Donny George Youkhanna, who died in March following a heart attack, was described as ‘one of the brightest experts on the history of Mesopotamia’ by Iraq’s former Culture Minister Mufid al-Jazairi. Donny George (he dropped his last name) was the former Director of the Iraqi National Museum in Bagdad and fought tirelessly to preserve his country’s heritage. He was appalled by the wholesale looting of antiquities from museums and archaeological sites – uninterrupted by US troops who refused to intervene – during the tumultuous days following the fall of Saddam Hussein; and he appealed to everyone he could think of, from his friends at the British Museum in London to the immans at the local mosques, for help in retrieving the looted objects. His relentless persistence resulted in the return of almost half of the 15,000 stolen artefacts, many of which date back several millennia to the Assyrian and Babylonian empires.

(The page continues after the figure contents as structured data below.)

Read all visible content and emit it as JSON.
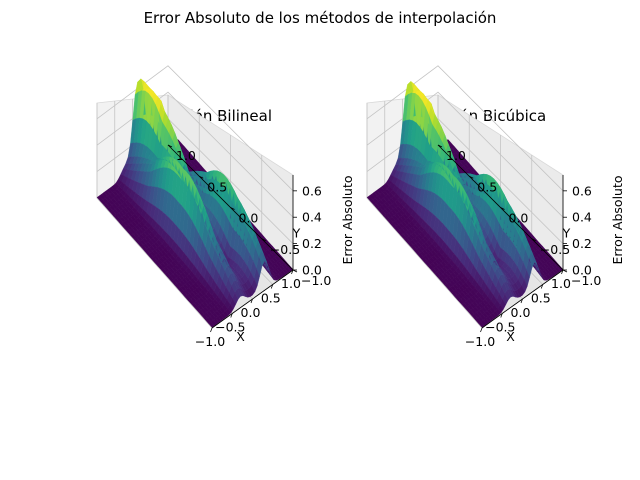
{
  "title": "Error Absoluto de los métodos de interpolación",
  "chart_data": [
    {
      "type": "surface3d",
      "title": "Interpolación Bilineal",
      "xlabel": "X",
      "ylabel": "Y",
      "zlabel": "",
      "xlim": [
        -1.0,
        1.0
      ],
      "ylim": [
        -1.0,
        1.0
      ],
      "zlim": [
        0.0,
        0.72
      ],
      "xticks": [
        "−1.0",
        "−0.5",
        "0.0",
        "0.5",
        "1.0"
      ],
      "yticks": [
        "−1.0",
        "−0.5",
        "0.0",
        "0.5",
        "1.0"
      ],
      "zticks": [
        "0.0",
        "0.2",
        "0.4",
        "0.6"
      ],
      "colormap": "viridis",
      "grid": true,
      "max_error": 0.72,
      "peaks": [
        {
          "x": 0.0,
          "y": 0.75,
          "z": 0.72
        },
        {
          "x": -0.3,
          "y": 0.0,
          "z": 0.55
        },
        {
          "x": 0.3,
          "y": -0.35,
          "z": 0.5
        }
      ]
    },
    {
      "type": "surface3d",
      "title": "Interpolación Bicúbica",
      "xlabel": "X",
      "ylabel": "Y",
      "zlabel": "Error Absoluto",
      "xlim": [
        -1.0,
        1.0
      ],
      "ylim": [
        -1.0,
        1.0
      ],
      "zlim": [
        0.0,
        0.72
      ],
      "xticks": [
        "−1.0",
        "−0.5",
        "0.0",
        "0.5",
        "1.0"
      ],
      "yticks": [
        "−1.0",
        "−0.5",
        "0.0",
        "0.5",
        "1.0"
      ],
      "zticks": [
        "0.0",
        "0.2",
        "0.4",
        "0.6"
      ],
      "colormap": "viridis",
      "grid": true,
      "max_error": 0.7,
      "peaks": [
        {
          "x": 0.0,
          "y": 0.75,
          "z": 0.7
        },
        {
          "x": -0.3,
          "y": 0.0,
          "z": 0.5
        },
        {
          "x": 0.3,
          "y": -0.35,
          "z": 0.47
        }
      ]
    }
  ],
  "extra_labels": [
    {
      "text": "Error Absoluto"
    }
  ]
}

Fluent in Assyrian, Neo-Aramaic, Arabic, and English, George took part in several major excavations, including those at Nineveh and Babylon. He became chairman of the State Board of Antiquities and Heritage in 2005 but was forced to flee Iraq that same year following death threats to himself and his family. He went first to Syria and then to America, where he took up the post of Visiting Professor of Anthropology and Archaeology at Stony Brook University in New York. But he remained actively involved in restoring his country’s stolen treasures, and co-authored a book Catastrophe, The Looting and Destruction of Iraq’s Past, published in 2008, the same year that he helped prevent the sale of royal Neo-Assyrian earrings, from the world famous Nimrud treasures at Christie’s art auction in New York.
John MacGinnis, of the McDonald Institute of Archaeological Research at Cambridge University, said: ‘Donny was a quite exceptional individual, in more stable times at the forefront of archaeological exploration in Iraq and in the dark days that followed, dedicating himself unremittingly to the protection and preservation of the archaeological heritage of the land with a courage and determination that won admiration around the world. Donny shone out. Learned, brave, and courteous, Donny was a man of deep humanity who made friends and spread peace wherever he went. It is a privilege to have met him. His untimely death is a loss which cannot be replaced.’